I am hungry for the next step of my career, but for all the information and courses out there, none of it seems to be progressing me any further.
Yes, I am motivated by the job of the craft and not the lure of the dollar. Yes, I have focused on developing and writing awesome stories rather than chasing agents and producers. Yes, I have been entering leading international screenplay contests, and have made it twice into the top 10 per cent of finalists, but do I keep writing and flogging this tired trail, hoping to one day beat the odds of one against many thousand?
Repeatedly I have been told the first step in selling a screenplay is to become a great writer first.
Well, I am a great writer.
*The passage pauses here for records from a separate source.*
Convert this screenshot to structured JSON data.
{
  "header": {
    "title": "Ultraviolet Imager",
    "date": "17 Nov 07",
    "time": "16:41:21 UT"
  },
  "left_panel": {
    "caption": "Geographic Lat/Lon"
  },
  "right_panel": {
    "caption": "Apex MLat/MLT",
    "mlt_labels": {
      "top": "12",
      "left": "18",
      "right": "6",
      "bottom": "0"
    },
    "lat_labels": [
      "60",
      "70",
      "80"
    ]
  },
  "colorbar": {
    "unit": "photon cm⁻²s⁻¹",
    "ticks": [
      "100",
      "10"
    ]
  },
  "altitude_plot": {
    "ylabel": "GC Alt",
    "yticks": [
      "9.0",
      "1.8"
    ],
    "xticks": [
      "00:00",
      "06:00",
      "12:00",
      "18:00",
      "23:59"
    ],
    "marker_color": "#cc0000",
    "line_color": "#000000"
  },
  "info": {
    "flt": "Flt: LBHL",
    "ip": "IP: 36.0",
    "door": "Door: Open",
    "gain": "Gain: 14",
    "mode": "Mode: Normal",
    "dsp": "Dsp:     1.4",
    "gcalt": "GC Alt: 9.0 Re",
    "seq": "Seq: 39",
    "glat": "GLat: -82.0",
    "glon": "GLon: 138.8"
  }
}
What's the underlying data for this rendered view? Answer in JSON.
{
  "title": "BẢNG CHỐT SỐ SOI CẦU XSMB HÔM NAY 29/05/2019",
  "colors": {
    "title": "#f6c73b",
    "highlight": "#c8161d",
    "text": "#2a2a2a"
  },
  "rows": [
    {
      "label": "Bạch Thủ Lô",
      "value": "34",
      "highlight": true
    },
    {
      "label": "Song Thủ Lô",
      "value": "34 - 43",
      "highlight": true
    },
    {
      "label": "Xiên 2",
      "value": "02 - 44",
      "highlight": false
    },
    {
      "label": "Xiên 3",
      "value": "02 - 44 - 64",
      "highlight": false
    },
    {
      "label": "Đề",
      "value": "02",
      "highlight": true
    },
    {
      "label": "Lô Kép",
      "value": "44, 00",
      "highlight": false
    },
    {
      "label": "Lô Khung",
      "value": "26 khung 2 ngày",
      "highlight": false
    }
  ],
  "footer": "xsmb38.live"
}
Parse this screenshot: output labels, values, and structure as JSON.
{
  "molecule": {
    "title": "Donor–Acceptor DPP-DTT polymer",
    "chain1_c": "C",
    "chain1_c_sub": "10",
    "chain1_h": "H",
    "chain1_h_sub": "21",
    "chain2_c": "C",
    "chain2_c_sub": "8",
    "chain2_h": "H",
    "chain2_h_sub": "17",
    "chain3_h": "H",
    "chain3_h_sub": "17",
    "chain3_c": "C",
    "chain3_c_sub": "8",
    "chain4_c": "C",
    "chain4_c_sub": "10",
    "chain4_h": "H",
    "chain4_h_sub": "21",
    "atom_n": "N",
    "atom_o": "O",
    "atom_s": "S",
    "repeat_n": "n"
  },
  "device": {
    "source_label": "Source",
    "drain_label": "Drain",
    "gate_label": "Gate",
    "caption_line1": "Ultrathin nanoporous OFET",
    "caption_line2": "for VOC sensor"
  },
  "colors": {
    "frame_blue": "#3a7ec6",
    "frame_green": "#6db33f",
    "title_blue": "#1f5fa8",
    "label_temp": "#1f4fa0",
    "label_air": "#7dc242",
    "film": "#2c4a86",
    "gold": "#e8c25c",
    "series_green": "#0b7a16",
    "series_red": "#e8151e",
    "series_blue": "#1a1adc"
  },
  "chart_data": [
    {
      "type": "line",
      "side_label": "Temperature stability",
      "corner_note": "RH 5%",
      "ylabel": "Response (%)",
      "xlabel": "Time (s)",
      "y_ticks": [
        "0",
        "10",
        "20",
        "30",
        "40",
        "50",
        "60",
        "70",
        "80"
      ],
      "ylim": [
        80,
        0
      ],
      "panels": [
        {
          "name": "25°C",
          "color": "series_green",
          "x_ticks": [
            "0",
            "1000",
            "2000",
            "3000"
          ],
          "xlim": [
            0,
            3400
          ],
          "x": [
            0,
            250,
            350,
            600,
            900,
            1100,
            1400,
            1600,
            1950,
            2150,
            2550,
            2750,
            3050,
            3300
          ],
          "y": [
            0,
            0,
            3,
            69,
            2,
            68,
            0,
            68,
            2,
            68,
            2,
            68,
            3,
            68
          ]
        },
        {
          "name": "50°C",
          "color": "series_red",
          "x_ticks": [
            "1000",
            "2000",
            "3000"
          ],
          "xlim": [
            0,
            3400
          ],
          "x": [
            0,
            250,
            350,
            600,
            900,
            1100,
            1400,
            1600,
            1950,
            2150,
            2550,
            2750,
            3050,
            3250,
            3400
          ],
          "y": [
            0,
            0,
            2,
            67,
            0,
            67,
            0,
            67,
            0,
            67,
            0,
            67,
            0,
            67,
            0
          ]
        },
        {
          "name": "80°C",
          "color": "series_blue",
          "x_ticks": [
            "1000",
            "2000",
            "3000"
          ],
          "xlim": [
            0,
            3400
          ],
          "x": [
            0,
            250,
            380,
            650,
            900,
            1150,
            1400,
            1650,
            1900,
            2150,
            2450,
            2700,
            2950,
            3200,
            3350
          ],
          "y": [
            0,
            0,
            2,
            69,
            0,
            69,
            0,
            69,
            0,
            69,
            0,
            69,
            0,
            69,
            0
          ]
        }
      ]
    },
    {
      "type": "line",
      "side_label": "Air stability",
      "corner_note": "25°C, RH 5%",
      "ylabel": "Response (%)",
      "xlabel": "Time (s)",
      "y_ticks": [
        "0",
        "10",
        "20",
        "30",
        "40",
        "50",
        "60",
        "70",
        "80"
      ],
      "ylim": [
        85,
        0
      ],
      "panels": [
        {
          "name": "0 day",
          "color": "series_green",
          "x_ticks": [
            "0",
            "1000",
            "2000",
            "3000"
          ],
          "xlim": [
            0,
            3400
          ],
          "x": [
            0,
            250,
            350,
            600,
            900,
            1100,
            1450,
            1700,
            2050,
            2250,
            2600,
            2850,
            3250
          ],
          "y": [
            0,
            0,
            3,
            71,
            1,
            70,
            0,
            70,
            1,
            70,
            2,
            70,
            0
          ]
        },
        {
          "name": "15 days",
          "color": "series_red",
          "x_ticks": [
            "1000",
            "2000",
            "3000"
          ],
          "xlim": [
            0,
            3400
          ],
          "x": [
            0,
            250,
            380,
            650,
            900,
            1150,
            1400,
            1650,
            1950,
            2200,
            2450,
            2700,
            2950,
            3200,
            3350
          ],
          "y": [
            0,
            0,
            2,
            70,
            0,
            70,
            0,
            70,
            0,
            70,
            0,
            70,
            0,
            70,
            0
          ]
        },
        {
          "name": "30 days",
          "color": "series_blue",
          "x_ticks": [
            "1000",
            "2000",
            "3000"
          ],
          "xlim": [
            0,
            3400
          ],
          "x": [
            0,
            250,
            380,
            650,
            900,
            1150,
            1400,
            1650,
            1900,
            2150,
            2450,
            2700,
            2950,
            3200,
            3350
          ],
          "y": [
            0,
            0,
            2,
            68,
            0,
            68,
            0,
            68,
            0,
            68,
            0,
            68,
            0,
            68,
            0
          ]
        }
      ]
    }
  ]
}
I say this not to be vain, but I honestly believe it. I also have great feedback from both friends and professional assessment services. I have done many courses, studied many books, and have written and written and rewritten and rewritten.
I’ve told myself it doesn’t matter that I live in Tasmania, away from most of the industry. It doesn’t matter than I have no connections. It doesn’t matter than year after year, I get older and older and more delusional. Story is king.
I’ve told myself I can overcome these barriers if I work hard enough, be committed enough. If I keep writing and writing and getting better and better… then finally… perhaps one day…
But here I am. Years later with a growing pile of projects underneath me, yet still no closer to finding the next doorway, never mind having a chance to open it.
And so. This year. I will again continue to write, and get assessed and do courses. I would like to send some of my more developed projects to your services for assessment, and I look toward the Get Your Script Read course that you are proposing to run later this year.
But, in all seriousness, is it worth it?
For me and all those in similar situations, or all those who are just starting out, is it worth it? Is the belief that if one works hard and is dedicated enough one might finally sell something – or, forget selling, just have somebody, anybody, willing to take a shot at making a film out of it – are there any grounds for this belief? Or are we doomed to keep writing, doing courses, rewriting, reading books, and more writing – forever?
And look, if that is the case, it’s okay. Even if I’m doomed – or perhaps it’s not within me to write well enough no matter what I do, ever – then I will be hurt. It will smart. But I will sooner or later return to the thrill of screenwriting like the addict I am. Because succeed or fail, this is what I love to do.
I am a writer, and I will keep writing.
But, still, I just thought I would ask.
I’m grateful that Kryz allowed me to publish his letter.